Rasulullah kemudian lebih memilih pendapat Abu Bakar, yang kemudian ternyata Allah mengadakan pembetulan dengan turunnya ayat:
“Tidak patut ada beberapa tawanan bagi nabi, sehingga ia pecah  
belahkan (musuh) di bumi; kamu suka kepada harta benda dunia, padahal  
Allah menghendaki (pahala) akhirat.” (QS. Al-anfal: 67).
Contoh lain berkaitan dengan ijtihad nabawi yang diralat firman Allah
  adalah peristiwa pemberian izin Nabi kepada beberapa orang untuk tidak
  turut dalam peperangan Tabuk dengan alasan adanya udzur. Allah  
mengadakan pembetulan keputusan Nabi tersebut dengan menurunkan  
firman-Nya:
”Allah memberi maaf kepadamu, mengapa engkau izinkan mereka,  
sebelum nyata bagimu orang-orang yang benar, dan( sebelum)  engkau tahu 
 orang-orang yang berdusta?” (QS. At-taubah: 43).

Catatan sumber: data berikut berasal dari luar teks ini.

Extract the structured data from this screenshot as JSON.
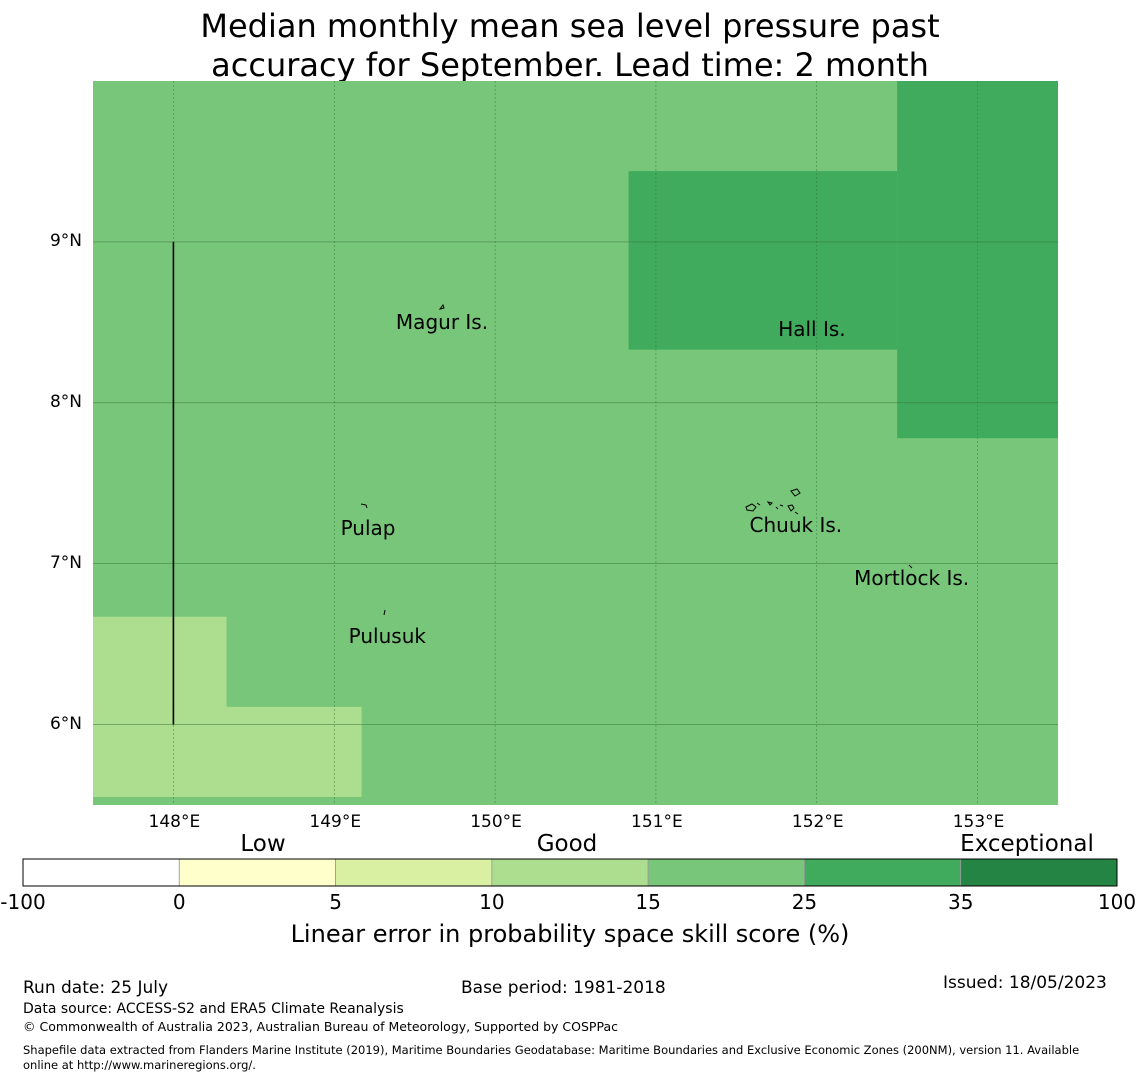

Dengan demikian dapat disimpulkan bahwa pembentukan hukum pada  
periode Rasul ini dapat dikatakan seluruhnya adalah bersumber dari  
Allah, meskipun ada ijtihad Rasul. Karena pada akhirnya keputusan tetap 
 harus sesuai dengan apa yang dikehendaki Allah. Jika ijtihad itu benar 
 Allah akan membiarkannya, dan jika salah maka akan segera mendatangkan 
 pembetulan atau ralat.
Pedoman pembentukan hukum pada periode ini
Dalam upaya memberikan keputusan hukum yang merujuk kepada  
sumber-sumber tasyri, Rasulullah selalu menunggu datangnya wahyu sebelum
  memmutuskan sesuatu; dan kalau ternyata wahyu tidak turun, beliau  
menyadari, bahwa persoalannya telah diserahkan kepada ijtihad beliau  
dengan berlandaskan kepada undang-undang Ilahi dan jiwa tasyri, serta  
perhitungan pribadinya yang berorientasi pada kemaslahatan, dan juga  
musyawarah dengan para sahabat.
Adapun prinsip-prinsip umum yang menjadi landasan pembentukan hukum, secara garis besar ada 4 prinsip:
Berangsur-angsur (tadarruj)
Proses pembentukan hukum Islam terjadi secara berangsur-angsur.  
Hukum-hukum syariat tidak datang secara sekaligus berbentuk  
undang-undang, ia datang bertahap mengikuti berbagai peristiwa dan  
kejadian.
Tadarruj ini memiliki hikmah sebagai berikut:
- Memudahkan ummat dalam mengenal materi demi materi undang-undang yang mengatur kehidupannya.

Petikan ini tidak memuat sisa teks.